Meteorites can land anywhere on Earth, but those that fall in deserts and on ice sheets are more likely to be preserved and recovered, says Alexis Drouard, an astrophysicist at Aix-Marseille University in France and lead author of the new study, published in Geology.

But both locations have drawbacks: Most deserts on Earth are only a few thousand years old, and meteorites that land on ice sheets are often transported and concentrated by glacial processes, making it difficult to determine how many meteors might have fallen in a given time period, a statistic known as the meteorite flux.

“This confirms the long-term, multi-million-year stability of the Atacama Desert surfaces and offers a unique opportunity to study the meteorite flux to Earth.”“We wanted to see how the meteorite flux to Earth changed over longer timescales, over millions of years,” says Drouard.

To find evidence of older meteorites in a stable environment, Drouard and his colleagues turned to a collection of over 300 meteorites found in Chile’s Atacama Desert. “The Atacama is the oldest desert on Earth,” Drouard says. “The Sahara was green 5,000 years ago, but the Atacama has been arid for at least 7 million years and maybe as long as 20 million years.”

The team subjected a sample of 54 rocky meteorites to cosmogenic age dating using the chlorine-36 isotope and found that the oldest samples fell to Earth between 1 and 2 million years ago, with a mean age of 710,000 years, making this the oldest meteorite collection found to date on Earth’s surface.

“This confirms the long-term, multi-million-year stability of the Atacama Desert surfaces and offers a unique opportunity to study the meteorite flux to Earth and meteorite weathering over the million-year time scale,” the team wrote in Geology.

Being able to study the meteorite flux sheds some light on cosmic processes and events, such as collisions, that may produce more meteorites or change the type of debris. The team found that the flux of meteorites remained constant over a 2-million-year time span with 222 meteorites more massive than 10 grams falling per square kilometer every million years.
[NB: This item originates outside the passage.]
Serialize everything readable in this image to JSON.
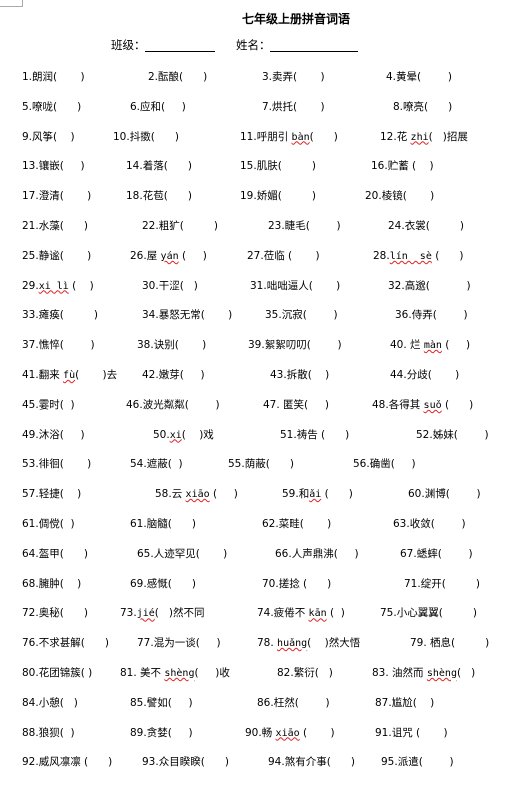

One of the larger chondrites found in the Atacama Desert sits among smaller, lighter rocks and a rock hammer for scale. Credit: Jérôme Gattacceca (CEREGE)

“It’s extremely very rare to find a record like this that spans such a long, continuous chunk of time,” says Philipp Heck, a meteorist at the Field Museum in Chicago who was not involved in the new study.

The team also found that the type of meteorite that fell on the Atacama changed over the time period studied. All 54 meteorites studied were ordinary chondrites, the most common type of rocky meteorite, but the collection falls into three groups: high iron (H type; 25 meteorites), low iron (L type; 26 meteorites), and low iron, low metal (LL type; 3 meteorites). The team detected a sharp increase in the proportion of H chondrites over L chondrites between 1 and 0.5 million years ago.

“It’s an interesting and important result that they found an overabundance of H chondrites between 1 and 0.5 million years ago,” Heck says. “When one type of meteorite dominates, it’s most likely related to an event such as a collision that released those objects from the parent body.”

For a follow-up study, Drouard’s team could use cosmic ray exposure dating to determine how long the meteors traveled through space before entering Earth’s atmosphere, Heck says. “This can tell us something about where they came from and the trajectory they were traveling before they intersected with the Earth.”